In April 2025 Trump signed an executive order to fast-track deep-sea mining called Unleashing America's Offshore Critical Minerals and Resources. Some days later, the government received a request for license to explore and to mine from the Canadian firm The Metals Company, including areas outside the US's jurisdiction. If the US granted such a permit, this could be in conflict with the international framework governing international waters and the seabed, known as the UN Convention on the Law of the Sea (Unclos), according to the ISA's secretary-general Leticia Reis de Carvalho. (It's worth noting, however, that the US has never ratified Unclos.) The BBC contacted The Metals Company for comment but received no response by the time of publication.

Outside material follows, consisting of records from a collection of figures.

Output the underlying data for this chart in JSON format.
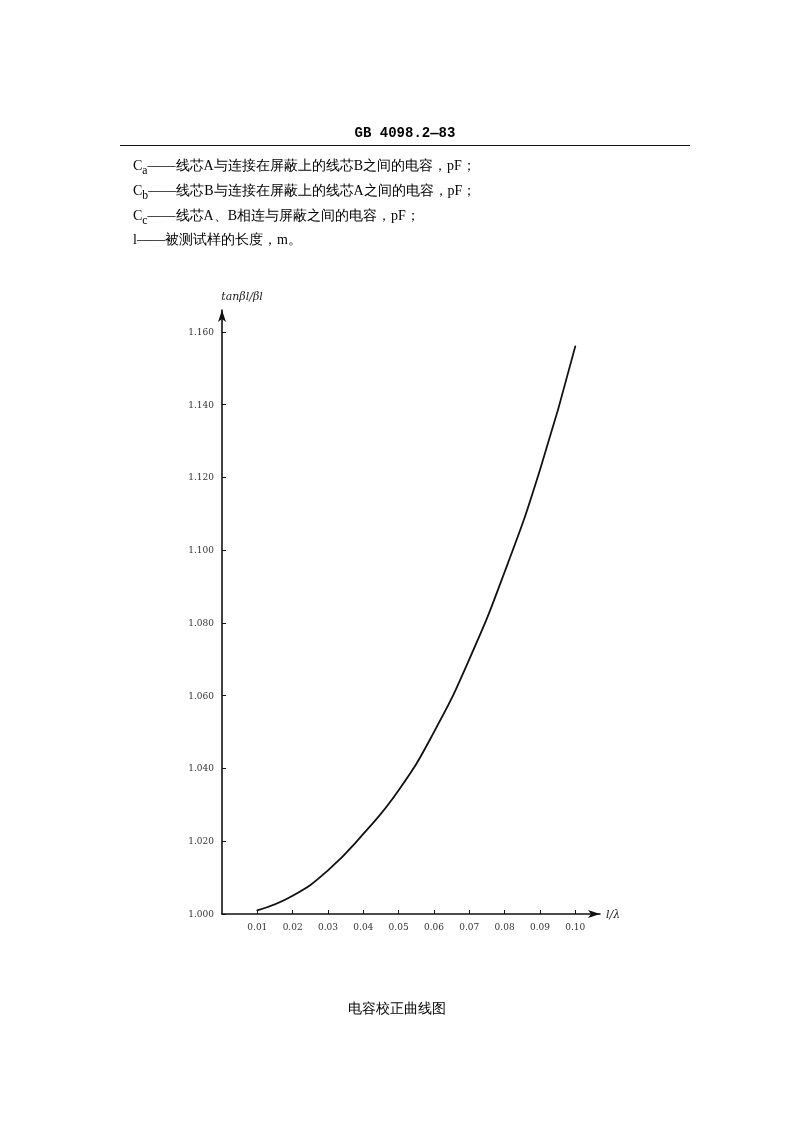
{
  "chart_data": {
    "type": "line",
    "title": "电容校正曲线图",
    "annotations": [
      "GB 4098.2—83",
      "C$_{a}$——线芯A与连接在屏蔽上的线芯B之间的电容，pF；",
      "C$_{b}$——线芯B与连接在屏蔽上的线芯A之间的电容，pF；",
      "C$_{c}$——线芯A、B相连与屏蔽之间的电容，pF；",
      "l——被测试样的长度，m。"
    ],
    "xlabel": "l/λ",
    "ylabel": "tanβl/βl",
    "x": [
      0.01,
      0.02,
      0.03,
      0.04,
      0.05,
      0.06,
      0.07,
      0.08,
      0.09,
      0.1
    ],
    "series": [
      {
        "color": "#111111",
        "values": [
          1.001,
          1.005,
          1.012,
          1.022,
          1.034,
          1.05,
          1.07,
          1.094,
          1.122,
          1.156
        ]
      }
    ],
    "xlim": [
      0,
      0.107
    ],
    "ylim": [
      1.0,
      1.166
    ],
    "xticks": [
      0.01,
      0.02,
      0.03,
      0.04,
      0.05,
      0.06,
      0.07,
      0.08,
      0.09,
      {
        "value": 0.1,
        "label": "0.10"
      }
    ],
    "yticks": [
      {
        "value": 1.0,
        "label": "1.000"
      },
      {
        "value": 1.02,
        "label": "1.020"
      },
      {
        "value": 1.04,
        "label": "1.040"
      },
      {
        "value": 1.06,
        "label": "1.060"
      },
      {
        "value": 1.08,
        "label": "1.080"
      },
      {
        "value": 1.1,
        "label": "1.100"
      },
      {
        "value": 1.12,
        "label": "1.120"
      },
      {
        "value": 1.14,
        "label": "1.140"
      },
      {
        "value": 1.16,
        "label": "1.160"
      }
    ],
    "grid": false,
    "marker": "none",
    "line_style": "solid"
  }
}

Trump's order commits Noaa to expedite mining permits. Robbins comments that the executive order is at odds with Noaa's mission. Noaa told the BBC that the agency reviews applications for compliance and requirements in accordance with the Deep Seabed Hard Mineral Resources Act and regulations for exploration licenses. "The process ensures a thorough environmental impact review, interagency consultations and opportunity for public comment," Noaa states.
In the meantime, the scars from the US's first foray into deep-sea mining testing are still there on the ocean floor, half a century on. They remain still in time, etched into the abyss, at the bottom of a world swirling with life.